Whose fault is that again? Blogs are like anything else, including newspapers and books and the authors who write them: You only take the word of the ones you know you trust or can validate through other sources (isn't that what you're supposed to do? See, I never went to J-school). If Novak thought the masses trusted journalists implicitly before the advent of the blogs, or worse yet if he thought we should, then he was gravely mistaken. Novak himself speaks as disparagingly about Olbermann as one media person could of another, and yet he wants to discount an entire army of fact checkers, information assemblers, and opinion makers because, to cite one example, an NPR interviewer took something she or he read "on the internet" as gospel?
You know, kind of like a few people I know take what Olbermann says as gospel.

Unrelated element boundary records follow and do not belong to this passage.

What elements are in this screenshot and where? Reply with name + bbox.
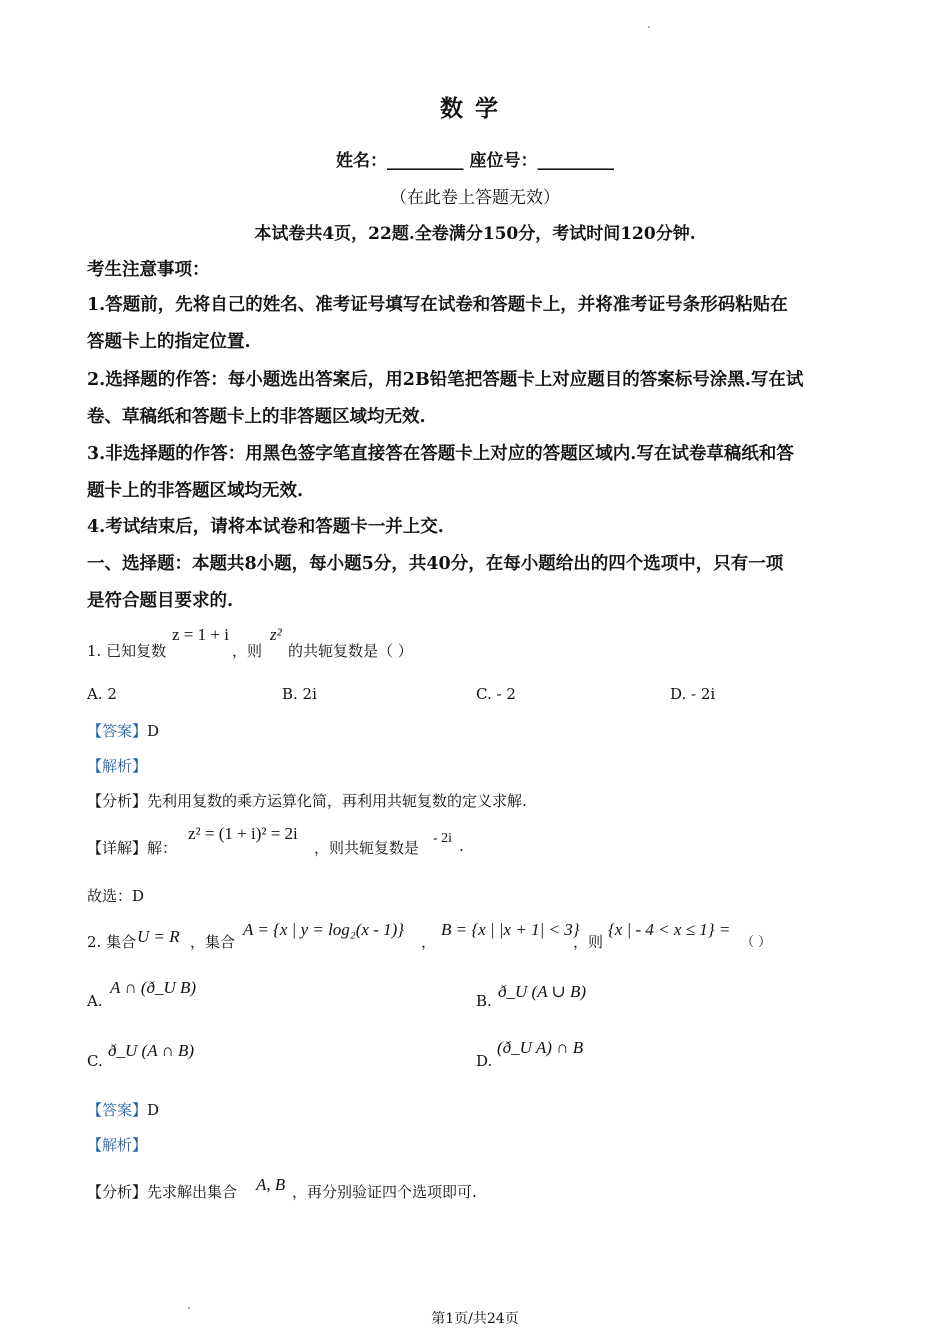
fenxi-tag: 【分析】 <box>87 1183 148 1201</box>
question-1-detail-suffix: ，则共轭复数是 <box>314 839 420 857</box>
question-2-fenxi-suffix: ，再分别验证四个选项即可. <box>292 1183 477 1201</box>
exam-summary: 本试卷共4页，22题.全卷满分150分，考试时间120分钟. <box>254 224 696 244</box>
question-2-fenxi-expr: A, B <box>256 1175 286 1194</box>
question-2-suffix: （ ） <box>741 935 772 950</box>
scan-speck <box>188 1307 190 1309</box>
question-1-expr-z: z = 1 + i <box>172 625 229 644</box>
answer-tag: 【答案】 <box>87 1101 148 1119</box>
question-1-option-b: B. 2i <box>282 685 317 703</box>
question-2-option-b-label: B. <box>476 992 492 1010</box>
answer-tag: 【答案】 <box>87 722 148 740</box>
question-1-detail-end: . <box>459 837 464 855</box>
question-2-option-d: (ð_U A) ∩ B <box>497 1038 584 1057</box>
question-1-prefix: 1. 已知复数 <box>87 642 167 660</box>
instruction-3-line2: 题卡上的非答题区域均无效. <box>87 481 304 501</box>
question-2-option-b: ð_U (A ∪ B) <box>498 982 587 1001</box>
question-2-prefix: 2. 集合 <box>87 933 137 951</box>
section-1-heading-line2: 是符合题目要求的. <box>87 591 234 611</box>
question-1-fenxi <box>87 790 527 811</box>
question-1-detail-expr: z² = (1 + i)² = 2i <box>188 824 298 843</box>
scan-speck <box>648 26 650 28</box>
question-2-option-c-label: C. <box>87 1052 103 1070</box>
page-footer: 第1页/共24页 <box>431 1311 519 1327</box>
question-2-mid2: ，则 <box>573 933 604 951</box>
answer-value: D <box>147 1101 160 1119</box>
instructions-heading: 考生注意事项： <box>87 260 210 280</box>
question-1-choose: 故选：D <box>87 887 145 905</box>
page-title: 数学 <box>440 95 510 122</box>
instruction-3-line1: 3.非选择题的作答：用黑色签字笔直接答在答题卡上对应的答题区域内.写在试卷草稿纸和答 <box>87 444 794 464</box>
section-1-heading-line1: 一、选择题：本题共8小题，每小题5分，共40分，在每小题给出的四个选项中，只有一项 <box>87 554 784 574</box>
instruction-1-line2: 答题卡上的指定位置. <box>87 332 251 352</box>
question-2-option-c: ð_U (A ∩ B) <box>108 1041 195 1060</box>
fenxi-text: 先利用复数的乘方运算化简，再利用共轭复数的定义求解. <box>147 792 527 810</box>
question-2-answer <box>87 1099 159 1120</box>
detail-prefix-text: 解： <box>147 839 178 857</box>
question-2-option-a: A ∩ (ð_U B) <box>110 978 197 997</box>
question-1-suffix: 的共轭复数是（ ） <box>288 642 413 660</box>
question-1-analysis-tag: 【解析】 <box>87 757 148 775</box>
question-1-answer <box>87 720 159 741</box>
question-2-fenxi <box>87 1181 237 1202</box>
instruction-1-line1: 1.答题前，先将自己的姓名、准考证号填写在试卷和答题卡上，并将准考证号条形码粘贴在 <box>87 295 788 315</box>
question-2-expr-u: U = R <box>137 927 180 946</box>
question-2-comma: ， <box>421 933 437 951</box>
question-2-expr-set: {x | - 4 < x ≤ 1} = <box>608 920 731 939</box>
instruction-4: 4.考试结束后，请将本试卷和答题卡一并上交. <box>87 517 444 537</box>
question-2-option-d-label: D. <box>476 1052 493 1070</box>
question-1-option-a: A. 2 <box>87 685 117 703</box>
fenxi-prefix: 先求解出集合 <box>147 1183 238 1201</box>
question-1-expr-z2: z² <box>270 625 282 644</box>
instruction-2-line2: 卷、草稿纸和答题卡上的非答题区域均无效. <box>87 407 426 427</box>
name-seat-line: 姓名：_________ 座位号：_________ <box>336 151 614 171</box>
question-1-mid: ，则 <box>232 642 263 660</box>
question-2-option-a-label: A. <box>87 992 103 1010</box>
question-1-option-c: C. - 2 <box>476 685 516 703</box>
invalid-note: （在此卷上答题无效） <box>390 188 560 208</box>
question-2-expr-b: B = {x | |x + 1| < 3} <box>441 920 580 939</box>
detail-tag: 【详解】 <box>87 839 148 857</box>
question-2-mid1: ，集合 <box>190 933 236 951</box>
fenxi-tag: 【分析】 <box>87 792 148 810</box>
question-2-analysis-tag: 【解析】 <box>87 1136 148 1154</box>
question-1-detail-prefix <box>87 837 177 858</box>
instruction-2-line1: 2.选择题的作答：每小题选出答案后，用2B铅笔把答题卡上对应题目的答案标号涂黑.写在试 <box>87 370 804 390</box>
question-1-detail-result: - 2i <box>433 831 453 846</box>
question-1-option-d: D. - 2i <box>670 685 716 703</box>
answer-value: D <box>147 722 160 740</box>
question-2-expr-a: A = {x | y = log₂(x - 1)} <box>243 920 405 939</box>
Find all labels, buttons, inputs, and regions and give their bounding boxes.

The arrogance and petulance are unbounded. The implication that journalists as a mass are to be trusted despite the rampaging evidence of misinformation and outright fabrication, juxtaposed with the assumption that blogs as a mass are to be distrusted because somebody made up something about Novak himself, is highly irresponsible, shortsighted, illogical, and ultimately just somebody pitching a fit about poaching on what he sees as his preserve. Sorry, Mr. Novak. The facts are everybody's preserve, and blogs go a long way towards getting them straight, longer in many cases than your paid journalists.
UPDATE: Leave it to Ace:
No one -- no one -- ever got into the media to report on local car collisions or new and exciting federal farm subsidies.What they got into the media to do was to tell people how and what to think, and its that prerogative of the Intellectual Aristocracy, and not the unglamorous business of information collection, collation, and dissemination, that they're crying about losing. ... So instead they have to make the argument dishonestly -- whining about a job that isn't seriously threatened in order to preserve the job they really fret about losing, but a job which no one ever asked them -- let alone beatified them -- to do. How reporters got conflated with analysts and general-purpose experts without portfolio is anyone's guess. But that conflation having been made (at least in the minds of some, particularly their own), they'll be damned if they're going to give that gig up now.